You convinced me at the beginning that Harry was going to lose and Draco was going to die, and my lack of faith in the fate of the characters made it even more uplifting to see them succeed, in the end. This isn't a happy story- as easily as not, it still feels like it could have gone another way- but the danger of losing them, even as a reader, lets their freedom be that much brighter, and immediate, and real. I feel like they deserve it. And I feel like, if it weren't for a narrow streak of perfect luck, they wouldn't have it. And irrationally, I feel like the two of them surviving is equal, in other stories, to saving the human race. It's the relief that humanity goes on and prospers, the conviction that decency still has a place, that the good guys- the real ones, even the fact that there is such a thing as a good guy and separate from the historical victor- won and will keep on winning.

You've ended it exactly where it ought to be done. We have a very clear picture of what their future will look like, but no details to slice away at this greathuge leftover gut sense of hope and potential. I can't tell you how much I appreciate your instinct for storytelling (and untelling).
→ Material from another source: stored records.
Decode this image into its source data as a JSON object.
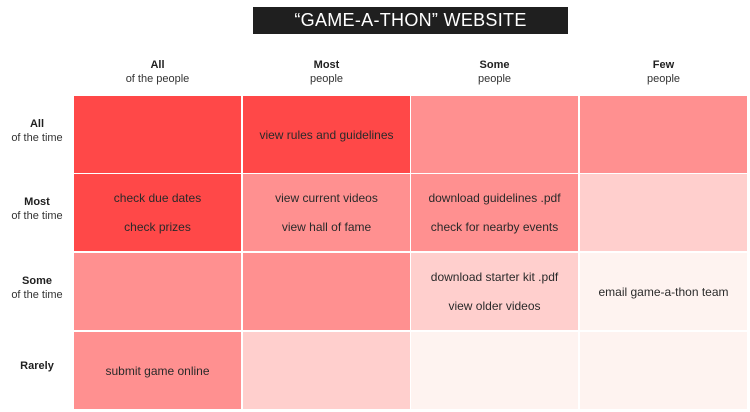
{
  "title": "“GAME-A-THON” WEBSITE",
  "columns": [
    {
      "strong": "All",
      "sub": "of the people"
    },
    {
      "strong": "Most",
      "sub": "people"
    },
    {
      "strong": "Some",
      "sub": "people"
    },
    {
      "strong": "Few",
      "sub": "people"
    }
  ],
  "rows": [
    {
      "strong": "All",
      "sub": "of the time"
    },
    {
      "strong": "Most",
      "sub": "of the time"
    },
    {
      "strong": "Some",
      "sub": "of the time"
    },
    {
      "strong": "Rarely",
      "sub": ""
    }
  ],
  "colors": {
    "level4": "#ff4848",
    "level3": "#ff9090",
    "level2": "#ffcfcd",
    "level1": "#fef3f0"
  },
  "grid": [
    [
      {
        "color": "level4",
        "items": []
      },
      {
        "color": "level4",
        "items": [
          "view rules and guidelines"
        ]
      },
      {
        "color": "level3",
        "items": []
      },
      {
        "color": "level3",
        "items": []
      }
    ],
    [
      {
        "color": "level4",
        "items": [
          "check due dates",
          "check prizes"
        ]
      },
      {
        "color": "level3",
        "items": [
          "view current videos",
          "view hall of fame"
        ]
      },
      {
        "color": "level3",
        "items": [
          "download guidelines .pdf",
          "check for nearby events"
        ]
      },
      {
        "color": "level2",
        "items": []
      }
    ],
    [
      {
        "color": "level3",
        "items": []
      },
      {
        "color": "level3",
        "items": []
      },
      {
        "color": "level2",
        "items": [
          "download starter kit .pdf",
          "view older videos"
        ]
      },
      {
        "color": "level1",
        "items": [
          "email game-a-thon team"
        ]
      }
    ],
    [
      {
        "color": "level3",
        "items": [
          "submit game online"
        ]
      },
      {
        "color": "level2",
        "items": []
      },
      {
        "color": "level1",
        "items": []
      },
      {
        "color": "level1",
        "items": []
      }
    ]
  ]
}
Also, it's so handsomely done that I've got to address how you handled the slash component: too often, stories feel contrived as an excuse to throw two reluctant personalities together, and they end as soon as the present danger is resolved but leave the characters with nothing for the future, and no reason to keep anything but no reason to change it. In this one, Harry and Draco seem to have found each other as an obvious result of the situations they've been put in, but with an even bigger helping of chance. You're unapologetic, they're unquestioning- which in this case is quite right, and any attempt to address or qualify their association would read awkwardly if it didn't ruin the tone entirely. Better still, there's no craving for explanation of where they stand or where they're going; we have it implicitly.

You have given us a story so explicit and absorbing and silently structured that we're pulled into accepting and understanding impossibilities of humanity as the fact they sometimes are, without room for doubt or disbelief. We live the nightmare, and don't mind it, because the tale is so elaborately and beautifully told- despite romantic and colorful description, the piece feels sparse and basic and very deeply personal because you've left out all the spare details, and told the story of the decline of a nation with focus on only one boy and his idea. But beyond that, you've left us with all the ambiguity we need to fill in how we please, and strong hints to a long and happy ending, of a sort.

I love it. I appreciate it. And I'm very grateful to you for the experience of reading it. Thank you for everything you've written so far, and I look forward (very very much) to what you'll give us in the future.